I was running a procedure to be like one of those games were people try to guess a number between 1 and 100 where there are 100 people guessing.I then averaged how many different guesses there are.
from random import randint
def averager(times):
tests = list()
for _ in range(times):
l = [randint(0,100) for _ in range(100)]
tests.append(len(set(l)))
return sum(tests)/len(tests)
print(averager(100))
For some reason, the number of different guesses averages out to 63.6
Why is this?Is it due to a flaw in the python random library?
In a scenario where people were guessing a number between 1 and 10
The first person has a 100% chance to guess a previously unguessed number
The second person has a 90% chance to guess a previously unguessed number
The third person has a 80% chance to guess a previously unguessed number
and so on...
The average chance of guessing a new number(by my reasoning) is 55%. But the data doesn't reflect this.
Suppose that $n$ guesses are made. For $i=1$ to $100$, let $X_i=1$ if $i$ is not guessed, and let $X_i=0$ otherwise. If $$Y=X_1+X_2+\cdots +X_{100},$$ then $Y$ is the number of numbers not guessed.

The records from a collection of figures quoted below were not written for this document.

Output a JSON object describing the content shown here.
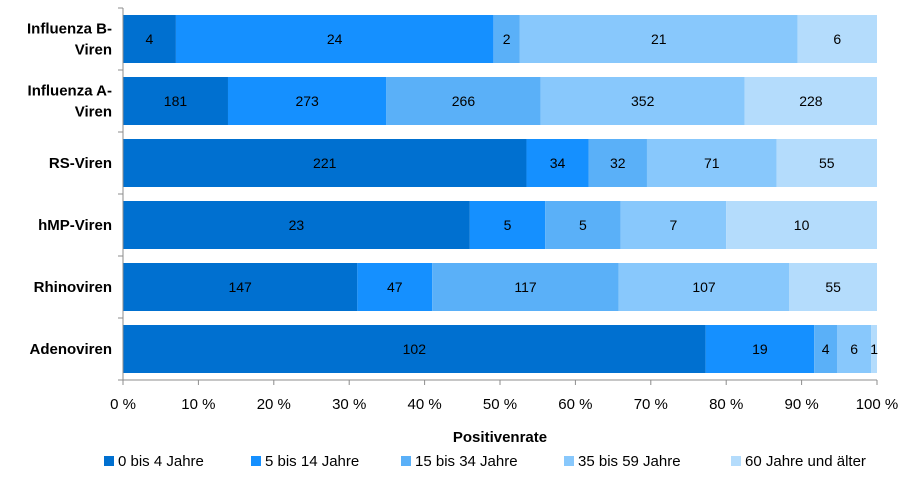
{
  "chart_data": {
    "type": "bar",
    "orientation": "horizontal",
    "stacked": true,
    "normalized": true,
    "categories": [
      "Influenza B-Viren",
      "Influenza A-Viren",
      "RS-Viren",
      "hMP-Viren",
      "Rhinoviren",
      "Adenoviren"
    ],
    "category_lines": [
      [
        "Influenza B-",
        "Viren"
      ],
      [
        "Influenza A-",
        "Viren"
      ],
      [
        "RS-Viren"
      ],
      [
        "hMP-Viren"
      ],
      [
        "Rhinoviren"
      ],
      [
        "Adenoviren"
      ]
    ],
    "series": [
      {
        "name": "0 bis 4 Jahre",
        "color": "#0070d0",
        "values": [
          4,
          181,
          221,
          23,
          147,
          102
        ]
      },
      {
        "name": "5 bis 14 Jahre",
        "color": "#1590ff",
        "values": [
          24,
          273,
          34,
          5,
          47,
          19
        ]
      },
      {
        "name": "15 bis 34 Jahre",
        "color": "#5ab0f8",
        "values": [
          2,
          266,
          32,
          5,
          117,
          4
        ]
      },
      {
        "name": "35 bis 59 Jahre",
        "color": "#88c8fc",
        "values": [
          21,
          352,
          71,
          7,
          107,
          6
        ]
      },
      {
        "name": "60 Jahre und älter",
        "color": "#b4dcfc",
        "values": [
          6,
          228,
          55,
          10,
          55,
          1
        ]
      }
    ],
    "x_ticks": [
      "0 %",
      "10 %",
      "20 %",
      "30 %",
      "40 %",
      "50 %",
      "60 %",
      "70 %",
      "80 %",
      "90 %",
      "100 %"
    ],
    "xlim": [
      0,
      100
    ],
    "xlabel": "Positivenrate",
    "legend_position": "bottom",
    "grid": false
  }
}
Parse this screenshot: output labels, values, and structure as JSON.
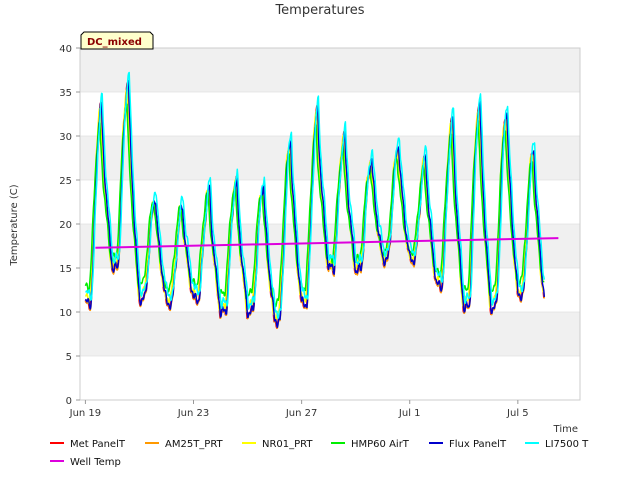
{
  "chart_data": {
    "type": "line",
    "title": "Temperatures",
    "xlabel": "Time",
    "ylabel": "Temperature (C)",
    "ylim": [
      0,
      40
    ],
    "xlim": [
      -0.2,
      18.3
    ],
    "yticks": [
      0,
      5,
      10,
      15,
      20,
      25,
      30,
      35,
      40
    ],
    "xticks": [
      {
        "value": 0,
        "label": "Jun 19"
      },
      {
        "value": 4,
        "label": "Jun 23"
      },
      {
        "value": 8,
        "label": "Jun 27"
      },
      {
        "value": 12,
        "label": "Jul 1"
      },
      {
        "value": 16,
        "label": "Jul 5"
      }
    ],
    "grid": "horizontal bands",
    "badge": "DC_mixed",
    "days": [
      {
        "min": 11.0,
        "max": 33.5
      },
      {
        "min": 15.0,
        "max": 36.5
      },
      {
        "min": 11.5,
        "max": 23.0
      },
      {
        "min": 11.0,
        "max": 22.0
      },
      {
        "min": 11.5,
        "max": 24.0
      },
      {
        "min": 10.0,
        "max": 25.0
      },
      {
        "min": 10.0,
        "max": 24.5
      },
      {
        "min": 9.0,
        "max": 29.5
      },
      {
        "min": 11.0,
        "max": 33.0
      },
      {
        "min": 15.0,
        "max": 30.0
      },
      {
        "min": 14.8,
        "max": 27.5
      },
      {
        "min": 16.0,
        "max": 29.0
      },
      {
        "min": 16.0,
        "max": 27.5
      },
      {
        "min": 13.0,
        "max": 32.0
      },
      {
        "min": 10.5,
        "max": 34.0
      },
      {
        "min": 10.5,
        "max": 33.0
      },
      {
        "min": 12.0,
        "max": 28.5
      }
    ],
    "day_end": {
      "min": 11.0
    },
    "series": [
      {
        "name": "Met PanelT",
        "color": "#ff0000",
        "scale": 1.0,
        "offset": -0.1,
        "phase": 0.02
      },
      {
        "name": "AM25T_PRT",
        "color": "#ff9900",
        "scale": 0.98,
        "offset": -0.3,
        "phase": 0.0
      },
      {
        "name": "NR01_PRT",
        "color": "#ffff00",
        "scale": 0.94,
        "offset": 0.2,
        "phase": 0.05
      },
      {
        "name": "HMP60 AirT",
        "color": "#00ee00",
        "scale": 0.82,
        "offset": 0.6,
        "phase": 0.06
      },
      {
        "name": "Flux PanelT",
        "color": "#0000cc",
        "scale": 1.0,
        "offset": 0.0,
        "phase": 0.0
      },
      {
        "name": "LI7500 T",
        "color": "#00ffff",
        "scale": 1.0,
        "offset": 1.0,
        "phase": -0.03
      }
    ],
    "well_temp": {
      "name": "Well Temp",
      "color": "#dd00dd",
      "x": [
        0,
        17.5
      ],
      "values": [
        17.3,
        18.4
      ]
    }
  }
}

By the linearity of expectation, we have $$E(Y)=E(X_1)+E(X_2)+\cdots+E(X_{100}).$$ The probability that $i$ is not chosen in a particular trial is $\frac{99}{100}$, and therefore the probability it is not chosen $n$ times in a row is $\left(\frac{99}{100}\right)^n$. Thus $$E(Y)=100 \left(\frac{99}{100}\right)^n.$$
In particular, let $n=100$. Note that $\left(1-\frac{1}{100}\right)^{100}\approx \frac{1}{e}$, so the expected number not guessed is approximately $\frac{100}{e}$. Thus the expected number guessed is approximately $63.2$, a result very much in line with your simulation.
In general, if $N$ people choose independently and uniformly from a set of $N$ numbers, then the expected number of distinct numbers not chosen is $$N\left(1-\frac{1}{N}\right)^N.$$ Unless $N$ is very tiny, this is approximately $\frac{N}{e}$, and therefore the expected number of distinct numbers chosen is approximately $N-\frac{N}{e}$. Note that the expected proportion of the numbers chosen is almost independent of $N$.